NEW YORK — The proposal to eliminate MaineCare funding of methadone treatment is difficult to comprehend and impossible to defend. What’s wrong with the idea? Plenty.

Far from saving taxpayer money, the proposal would lead to a substantial increase in treatment expenditures. Comprehensive methadone treatment, including salaries for physicians, nurses and counselors, plus laboratory tests, costs about $5,000 annually. By comparison, the yearly cost for Suboxone alone – just the medication – is approximately $6,000.

The issue is not just financial. Many doctors, although authorized to prescribe, simply refuse.

In December, a Washington state study found that only 28 percent of authorized Suboxone prescribers treated any patients. As for Maine, the mayor of Bangor was recently paraphrased as stating that “while there are hundreds of primary care doctors licensed by the federal government to prescribe Suboxone, few do.” Clearly, most patients denied methadone will revert to their illicit habits, with serious risk to themselves and their communities.

In theory, addiction treatment in primary care settings makes sense. But which physicians have sought and obtained authorization to prescribe Suboxone? A national survey published this past month found that 42 percent of authorized Suboxone prescribers are psychiatrists, who are hardly in a position to render integrated primary care.

Furthermore, integrating treatment is not as simple as it sounds. A Jan. 13 Washington Post report is sobering: “Edwin Chapman’s … waiting room was full of heroin-addicted patients there to refill their generic prescriptions for Suboxone. … Chapman is an internist, a cardiologist. This drug has transformed his D.C. medical practice – now more than half of his patients are there to seek it, addicts edging out elderly ladies with arthritis and diabetes.”
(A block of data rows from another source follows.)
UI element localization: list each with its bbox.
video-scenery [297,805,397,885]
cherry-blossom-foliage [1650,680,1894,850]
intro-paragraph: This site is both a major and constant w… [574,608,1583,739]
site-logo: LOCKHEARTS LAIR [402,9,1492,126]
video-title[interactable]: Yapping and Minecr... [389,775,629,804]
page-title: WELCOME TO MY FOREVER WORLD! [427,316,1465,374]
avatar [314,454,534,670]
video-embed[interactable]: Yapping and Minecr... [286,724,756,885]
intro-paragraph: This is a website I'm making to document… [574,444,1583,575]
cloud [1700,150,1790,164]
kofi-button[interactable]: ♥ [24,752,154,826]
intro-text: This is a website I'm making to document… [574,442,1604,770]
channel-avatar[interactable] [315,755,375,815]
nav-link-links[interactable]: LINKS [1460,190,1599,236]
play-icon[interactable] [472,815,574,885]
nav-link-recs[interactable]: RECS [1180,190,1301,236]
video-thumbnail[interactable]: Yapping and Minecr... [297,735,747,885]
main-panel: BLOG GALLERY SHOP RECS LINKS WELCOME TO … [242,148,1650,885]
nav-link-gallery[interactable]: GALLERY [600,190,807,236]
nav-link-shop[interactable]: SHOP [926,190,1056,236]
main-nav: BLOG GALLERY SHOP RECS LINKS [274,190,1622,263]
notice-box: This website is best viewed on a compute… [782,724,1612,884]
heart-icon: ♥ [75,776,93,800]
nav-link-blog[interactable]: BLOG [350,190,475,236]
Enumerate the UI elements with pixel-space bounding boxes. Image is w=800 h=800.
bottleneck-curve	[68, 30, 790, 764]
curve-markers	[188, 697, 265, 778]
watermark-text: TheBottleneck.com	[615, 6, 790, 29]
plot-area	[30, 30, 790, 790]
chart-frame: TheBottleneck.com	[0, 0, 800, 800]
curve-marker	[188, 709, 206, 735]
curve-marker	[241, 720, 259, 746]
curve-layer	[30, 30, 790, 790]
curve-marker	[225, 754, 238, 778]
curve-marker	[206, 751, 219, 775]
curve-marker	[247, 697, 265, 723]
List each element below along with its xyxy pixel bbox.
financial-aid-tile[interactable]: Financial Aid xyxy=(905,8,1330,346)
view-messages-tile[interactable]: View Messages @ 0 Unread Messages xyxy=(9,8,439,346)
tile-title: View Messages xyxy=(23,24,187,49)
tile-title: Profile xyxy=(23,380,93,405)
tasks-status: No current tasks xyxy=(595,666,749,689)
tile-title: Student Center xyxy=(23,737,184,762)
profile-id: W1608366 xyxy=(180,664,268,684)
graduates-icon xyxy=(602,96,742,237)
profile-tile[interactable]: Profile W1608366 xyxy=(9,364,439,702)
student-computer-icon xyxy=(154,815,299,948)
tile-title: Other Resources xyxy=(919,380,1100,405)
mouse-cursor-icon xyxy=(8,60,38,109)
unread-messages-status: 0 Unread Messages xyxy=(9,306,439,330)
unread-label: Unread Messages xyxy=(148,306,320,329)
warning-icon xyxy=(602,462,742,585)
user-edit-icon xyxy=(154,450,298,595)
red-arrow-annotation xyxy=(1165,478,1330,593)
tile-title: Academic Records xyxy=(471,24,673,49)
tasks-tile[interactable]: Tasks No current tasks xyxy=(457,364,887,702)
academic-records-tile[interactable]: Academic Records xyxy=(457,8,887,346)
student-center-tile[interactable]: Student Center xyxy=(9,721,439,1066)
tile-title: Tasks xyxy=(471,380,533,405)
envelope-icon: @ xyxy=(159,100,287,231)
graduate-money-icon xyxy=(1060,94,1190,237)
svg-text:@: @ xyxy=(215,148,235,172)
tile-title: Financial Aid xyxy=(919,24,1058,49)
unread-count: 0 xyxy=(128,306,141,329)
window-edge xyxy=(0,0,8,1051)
Not quite the idyllic picture suggested by those who argue in a recent Press Herald op-ed that “getting those suffering from addiction into a primary care setting … offers a significant improvement over the road we’re on currently.”

Stigma is another problem. Unlike methadone treatment, no prior approval is required for federally authorized physicians to treat patients with Suboxone. However, what will be the reaction when a local physician intends to treat 100 patients, especially if there are a half-dozen doctors in the same office who plan to do the same?

Finally, there are pharmacological problems that make transition from methadone to Suboxone difficult if not impossible. It is strongly recommended that patients (specifically including methadone maintenance patients) be partially detoxified before initiating Suboxone.

According to a publication of the federal Substance Abuse and Mental Health Services Administration: “Awaiting signs of withdrawal before administering the first dose is especially important for buprenorphine induction … to avoid severe and uncomfortable withdrawal.”

Inevitably, many opioid-dependent individuals will respond to “severe and uncomfortable” withdrawal by relapsing to self-administered drugs, and the result can be deadly. Moreover, in the case of pregnant women, withdrawal – regardless of its cause – can jeopardize the viability of the fetus.

Which treatment offers the best prospect of efficacy? Generalizations cannot provide the answer; in any individual case, the choice of treatment must be made jointly by physician and patient. But the options must be as broad as possible, and must not be curtailed by legislative fiat.

It should be stressed that Suboxone – and all approaches that offer help and hope to opioid-dependent patients – deserves the fullest support possible, but not to the exclusion of other modalities. With regard to methadone, Maine’s experience is instructive: Despite availability of Suboxone, the demand for methadone maintenance continues to rise, and rise substantially. An American Society of Addiction Medicine survey determined that in Maine, between 2008 and 2012 the number of persons enrolled in methadone programs increased 21 percent!

The bottom line: The governor’s proposal to eliminate funding for methadone treatment should be defeated. Instead, in the interests of the entire state, government should establish the best, most accessible and affordable spectrum of treatment services, and utilize every possible means to attract those who need and want them, and who are all too likely to die without them.